Mas com o passar das sessões
começou a ficar mais claro a limitação do método no tratamento das demandas
surgidas. Quanto a querer aprofundar o mesmo assunto da minha dificuldade de
aceitar o mundo e suas mazelas, do egoísmo cada vez mais impregnado na sociedade.
E isso se estendia ao meu trabalho: metas, clientes sendo tratados como números
e não como pessoas, colegas a deriva de um discurso de plano de carreira -
“vende bastante que tu sobe de cargo” -. Isso me machucava.
Nestes assuntos a clínica travou.
Meu remédio existencial, segundo a psicóloga, era pensar mais em mim. O
tratamento era que eu não deveria me importar tanto com os outros e com o que
acontece “lá fora”. Para ela, dentro do seu método, minha felicidade dependia
do distanciamento destes conflitos.
Ora bolas! Sou rebelde por
natureza, militante de causa, filho de assentados da reforma agrária. Me
recordo de ir pra linha de frente lutar desde criança. Agora eu tenho que
pensar em mim somente? A partir desse momento todos meus valores e minha visão
de mundo não faziam mais sentido?
Como consequência a tristeza foi
tomando conta. Meu mundo estava esquisito. A terapeuta construiu outro e queria
que eu me mudasse para lá.
Próximo passo. 'Se a tristeza
tomou conta, tem depressão'. Mas depressão o psicólogo não trata. E como é de
se imaginar, após relutar com a ideia, lá estava eu de frente para a
psiquiatra. Após 40 minutos e 500 reais a menos saí de lá com uma amostra grátis
de um tal Luvox (antidepressivo), um diagnóstico de depressão hereditária e um
calhamaço de receitas.
Pois bem... Foram tempos
difíceis... O antidepressivo anestesiou minhas emoções. Só não conseguiu fazer
a cabeça parar de borbulhar em ideias complexas. Ou seja, nada do que tratei
com terapia e com fármacos resolveu minhas questões existenciais. Serviram
somente para embaralhar minha estrutura de pensamento e colocar os conflitos
ainda mais em evidência.
Salvo pelo gongo! Minha irmã
havia me apresentado a Filosofia Clínica há algum tempo e através dela, eu
conseguia trazer à luz o sentimento de que talvez boa parte do que foi
trabalhado na terapia não fazia sentido para mim, pro meu mundo. Isto foi fundamental,
pois cumpriu uma função de me manter crítico do que recebi como diagnóstico e
tratamento.
E após um período afastado da
psicóloga voltei a trabalhar novamente. Agora com um filósofo clínico.

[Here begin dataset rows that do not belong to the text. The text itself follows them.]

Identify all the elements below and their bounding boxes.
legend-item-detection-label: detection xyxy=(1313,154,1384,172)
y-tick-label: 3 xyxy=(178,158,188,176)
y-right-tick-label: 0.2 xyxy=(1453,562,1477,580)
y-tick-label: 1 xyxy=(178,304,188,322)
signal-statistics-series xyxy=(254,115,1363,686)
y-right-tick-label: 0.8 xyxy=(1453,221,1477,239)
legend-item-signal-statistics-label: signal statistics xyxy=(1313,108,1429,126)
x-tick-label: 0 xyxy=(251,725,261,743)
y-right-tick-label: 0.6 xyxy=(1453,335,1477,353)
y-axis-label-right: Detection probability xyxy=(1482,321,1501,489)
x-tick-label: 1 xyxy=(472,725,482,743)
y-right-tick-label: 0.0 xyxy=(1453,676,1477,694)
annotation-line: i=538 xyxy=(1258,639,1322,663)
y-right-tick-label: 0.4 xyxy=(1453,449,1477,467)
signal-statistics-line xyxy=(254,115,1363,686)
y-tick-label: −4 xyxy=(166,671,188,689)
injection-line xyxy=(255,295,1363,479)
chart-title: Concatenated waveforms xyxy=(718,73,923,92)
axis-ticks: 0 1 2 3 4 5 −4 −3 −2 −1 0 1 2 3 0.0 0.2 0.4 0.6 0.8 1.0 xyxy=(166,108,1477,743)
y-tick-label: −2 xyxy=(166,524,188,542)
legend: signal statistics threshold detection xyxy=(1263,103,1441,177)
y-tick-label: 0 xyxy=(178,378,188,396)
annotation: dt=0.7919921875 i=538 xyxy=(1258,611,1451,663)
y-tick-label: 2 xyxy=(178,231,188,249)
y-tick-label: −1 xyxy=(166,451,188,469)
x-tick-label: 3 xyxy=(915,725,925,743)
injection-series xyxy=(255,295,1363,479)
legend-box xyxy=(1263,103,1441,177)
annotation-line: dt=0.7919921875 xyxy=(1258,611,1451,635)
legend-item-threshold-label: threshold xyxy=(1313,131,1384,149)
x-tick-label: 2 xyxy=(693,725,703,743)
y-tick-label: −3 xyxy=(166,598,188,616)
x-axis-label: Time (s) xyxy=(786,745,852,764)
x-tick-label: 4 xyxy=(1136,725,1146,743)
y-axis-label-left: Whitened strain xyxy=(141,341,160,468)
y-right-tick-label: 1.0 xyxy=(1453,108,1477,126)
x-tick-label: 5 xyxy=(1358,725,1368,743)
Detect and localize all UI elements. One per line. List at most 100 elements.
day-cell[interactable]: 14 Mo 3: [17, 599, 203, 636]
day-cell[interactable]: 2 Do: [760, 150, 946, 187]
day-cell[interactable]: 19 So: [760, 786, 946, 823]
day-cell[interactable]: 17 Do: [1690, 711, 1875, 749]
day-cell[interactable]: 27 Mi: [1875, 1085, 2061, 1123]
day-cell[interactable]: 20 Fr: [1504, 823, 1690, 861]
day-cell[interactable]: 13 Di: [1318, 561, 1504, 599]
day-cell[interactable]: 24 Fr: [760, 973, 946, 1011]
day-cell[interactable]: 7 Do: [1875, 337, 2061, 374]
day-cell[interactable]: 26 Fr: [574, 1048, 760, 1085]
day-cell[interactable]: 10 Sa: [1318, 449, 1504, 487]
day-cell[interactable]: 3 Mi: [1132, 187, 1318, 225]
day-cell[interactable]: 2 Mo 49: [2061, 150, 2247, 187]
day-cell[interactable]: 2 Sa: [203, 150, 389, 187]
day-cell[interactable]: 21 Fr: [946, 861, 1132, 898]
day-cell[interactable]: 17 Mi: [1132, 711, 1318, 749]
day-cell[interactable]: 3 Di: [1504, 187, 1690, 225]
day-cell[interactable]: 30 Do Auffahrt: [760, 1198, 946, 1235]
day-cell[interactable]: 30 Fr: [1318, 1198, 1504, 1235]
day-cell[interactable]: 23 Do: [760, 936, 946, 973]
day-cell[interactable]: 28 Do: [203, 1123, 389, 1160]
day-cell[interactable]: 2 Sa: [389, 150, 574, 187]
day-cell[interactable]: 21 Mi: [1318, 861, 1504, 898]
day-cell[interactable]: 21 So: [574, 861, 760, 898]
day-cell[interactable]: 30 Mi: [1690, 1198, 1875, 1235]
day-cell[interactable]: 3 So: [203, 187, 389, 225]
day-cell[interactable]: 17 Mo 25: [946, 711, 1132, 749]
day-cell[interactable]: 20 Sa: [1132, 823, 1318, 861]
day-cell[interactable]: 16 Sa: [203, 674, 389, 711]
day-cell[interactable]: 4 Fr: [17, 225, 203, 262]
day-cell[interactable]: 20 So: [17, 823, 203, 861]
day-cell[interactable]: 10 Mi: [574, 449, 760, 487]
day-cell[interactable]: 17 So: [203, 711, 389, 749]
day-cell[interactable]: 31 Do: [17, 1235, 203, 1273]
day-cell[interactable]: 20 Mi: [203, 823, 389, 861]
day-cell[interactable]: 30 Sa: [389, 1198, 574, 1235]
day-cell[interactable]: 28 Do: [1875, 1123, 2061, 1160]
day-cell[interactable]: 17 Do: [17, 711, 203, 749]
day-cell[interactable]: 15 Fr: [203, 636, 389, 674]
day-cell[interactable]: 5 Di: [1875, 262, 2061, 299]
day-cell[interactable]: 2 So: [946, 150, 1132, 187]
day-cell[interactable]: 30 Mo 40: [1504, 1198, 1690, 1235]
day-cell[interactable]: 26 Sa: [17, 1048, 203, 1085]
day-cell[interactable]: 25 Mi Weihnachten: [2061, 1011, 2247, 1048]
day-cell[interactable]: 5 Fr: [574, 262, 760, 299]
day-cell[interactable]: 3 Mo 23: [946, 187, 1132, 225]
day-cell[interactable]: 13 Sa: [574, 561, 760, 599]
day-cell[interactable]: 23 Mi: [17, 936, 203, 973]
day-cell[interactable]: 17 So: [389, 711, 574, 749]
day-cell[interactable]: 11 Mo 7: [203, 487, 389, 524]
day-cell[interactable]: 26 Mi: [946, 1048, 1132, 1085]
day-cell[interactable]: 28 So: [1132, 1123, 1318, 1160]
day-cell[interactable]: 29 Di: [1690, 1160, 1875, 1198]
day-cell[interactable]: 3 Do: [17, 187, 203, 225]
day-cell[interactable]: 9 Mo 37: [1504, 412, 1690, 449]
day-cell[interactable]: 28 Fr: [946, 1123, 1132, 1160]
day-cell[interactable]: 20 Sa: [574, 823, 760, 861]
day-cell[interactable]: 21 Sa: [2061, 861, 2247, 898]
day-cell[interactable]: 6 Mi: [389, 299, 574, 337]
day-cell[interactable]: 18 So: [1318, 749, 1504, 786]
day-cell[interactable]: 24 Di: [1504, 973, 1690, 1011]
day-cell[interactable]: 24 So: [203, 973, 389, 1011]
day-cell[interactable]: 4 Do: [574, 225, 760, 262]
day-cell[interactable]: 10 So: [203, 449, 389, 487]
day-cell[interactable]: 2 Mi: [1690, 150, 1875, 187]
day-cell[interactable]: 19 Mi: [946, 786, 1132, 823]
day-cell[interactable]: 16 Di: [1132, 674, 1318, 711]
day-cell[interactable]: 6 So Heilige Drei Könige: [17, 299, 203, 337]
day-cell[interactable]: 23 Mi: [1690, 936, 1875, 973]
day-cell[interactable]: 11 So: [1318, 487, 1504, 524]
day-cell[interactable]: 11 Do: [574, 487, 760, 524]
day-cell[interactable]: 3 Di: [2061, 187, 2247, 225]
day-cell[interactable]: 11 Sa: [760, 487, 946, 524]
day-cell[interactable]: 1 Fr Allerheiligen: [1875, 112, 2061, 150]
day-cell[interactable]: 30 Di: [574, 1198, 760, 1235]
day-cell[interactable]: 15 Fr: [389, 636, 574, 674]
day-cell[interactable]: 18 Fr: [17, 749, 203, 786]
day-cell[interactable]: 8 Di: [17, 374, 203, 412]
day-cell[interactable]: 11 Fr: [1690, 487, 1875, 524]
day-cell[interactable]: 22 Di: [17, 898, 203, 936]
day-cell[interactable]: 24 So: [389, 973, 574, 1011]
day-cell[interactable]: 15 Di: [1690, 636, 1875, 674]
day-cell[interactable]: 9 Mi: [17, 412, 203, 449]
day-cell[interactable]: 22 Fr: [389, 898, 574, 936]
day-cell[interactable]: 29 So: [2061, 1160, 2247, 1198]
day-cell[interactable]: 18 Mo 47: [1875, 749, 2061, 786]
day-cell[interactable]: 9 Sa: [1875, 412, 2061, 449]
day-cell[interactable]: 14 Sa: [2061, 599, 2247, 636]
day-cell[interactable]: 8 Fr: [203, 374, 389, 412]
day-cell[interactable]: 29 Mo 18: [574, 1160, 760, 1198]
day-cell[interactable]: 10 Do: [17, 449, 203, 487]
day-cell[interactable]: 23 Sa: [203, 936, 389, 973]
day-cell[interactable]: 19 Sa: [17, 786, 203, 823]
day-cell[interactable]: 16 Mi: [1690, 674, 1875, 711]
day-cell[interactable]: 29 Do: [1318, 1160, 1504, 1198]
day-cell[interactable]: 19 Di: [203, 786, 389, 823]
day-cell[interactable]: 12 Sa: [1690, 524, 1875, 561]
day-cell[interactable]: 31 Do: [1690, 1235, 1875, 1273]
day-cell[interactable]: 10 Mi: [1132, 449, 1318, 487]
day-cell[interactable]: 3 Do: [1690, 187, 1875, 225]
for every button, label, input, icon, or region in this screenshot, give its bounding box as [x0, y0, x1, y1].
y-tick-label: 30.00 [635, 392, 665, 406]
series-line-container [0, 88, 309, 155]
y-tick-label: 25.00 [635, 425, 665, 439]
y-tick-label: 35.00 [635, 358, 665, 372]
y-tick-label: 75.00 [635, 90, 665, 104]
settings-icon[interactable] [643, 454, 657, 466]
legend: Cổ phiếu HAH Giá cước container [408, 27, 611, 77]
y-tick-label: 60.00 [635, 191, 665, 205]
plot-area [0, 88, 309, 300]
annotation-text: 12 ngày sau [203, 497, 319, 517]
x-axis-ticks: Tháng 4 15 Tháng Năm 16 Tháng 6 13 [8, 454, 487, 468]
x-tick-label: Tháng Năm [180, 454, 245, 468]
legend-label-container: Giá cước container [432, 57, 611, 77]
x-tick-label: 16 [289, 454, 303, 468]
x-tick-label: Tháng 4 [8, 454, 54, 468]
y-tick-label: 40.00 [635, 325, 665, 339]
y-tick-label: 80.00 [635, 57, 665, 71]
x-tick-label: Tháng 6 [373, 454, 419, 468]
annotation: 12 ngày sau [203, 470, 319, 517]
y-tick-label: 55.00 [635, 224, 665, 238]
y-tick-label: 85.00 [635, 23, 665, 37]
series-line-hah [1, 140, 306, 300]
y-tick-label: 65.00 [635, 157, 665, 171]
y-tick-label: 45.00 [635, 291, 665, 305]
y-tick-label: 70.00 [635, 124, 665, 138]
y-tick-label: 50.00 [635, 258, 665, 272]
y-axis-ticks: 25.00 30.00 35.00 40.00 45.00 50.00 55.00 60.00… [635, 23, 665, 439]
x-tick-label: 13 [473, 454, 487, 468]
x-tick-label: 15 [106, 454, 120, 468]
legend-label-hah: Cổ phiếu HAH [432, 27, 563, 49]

E logo de cara fui surpreendido
por uma leveza terapêutica que antes não existia. O acolhimento objetivou uma
arrancada de descobertas e libertação, agora sem nenhum diagnóstico. Uma
construção onde, guiado pelo filósofo clínico, me tornei protagonista. Aprendi
comigo a lidar com as questões que me incomodavam. Desenvolvi habilidades,
mudei meu padrão autogênico e passei a valorizar minha singularidade, antes
deixada de lado em prol de algo que posso chamar de visão universalizada de
felicidade. Parei de fumar, curei minha "depressão hereditária",
organizei minha vida profissional. Aprendi a lidar melhor com as frustrações e
amadureci nas minhas relações, principalmente familiares.
No fim das contas, descobri que
posso ser quem eu quiser, e que posso mudar a cada instante. O que me move é
algo como Raul escreveu e cantou na clássica Metamorfose Ambulante, pois “eu
prefiro ser essa metamorfose ambulante do que ter aquela velha opinião formada
sobre tudo”. É uma contagiante condição humana de se viver que só foi possível
com a Filosofia Clínica. Sempre com a ciência de que a caminhada é contínua e
os obstáculos vão continuar existindo.
Tenho a certeza de que nunca fui
tão eu quanto sou hoje.
*Daniel Gaiardo
Aluno da especialização na Casa
da Filosofia Clínica
Passo Fundo/RS
**Artigo originalmente publicado na edição primavera/2025 da Revista da Casa da Filosofia Clínica.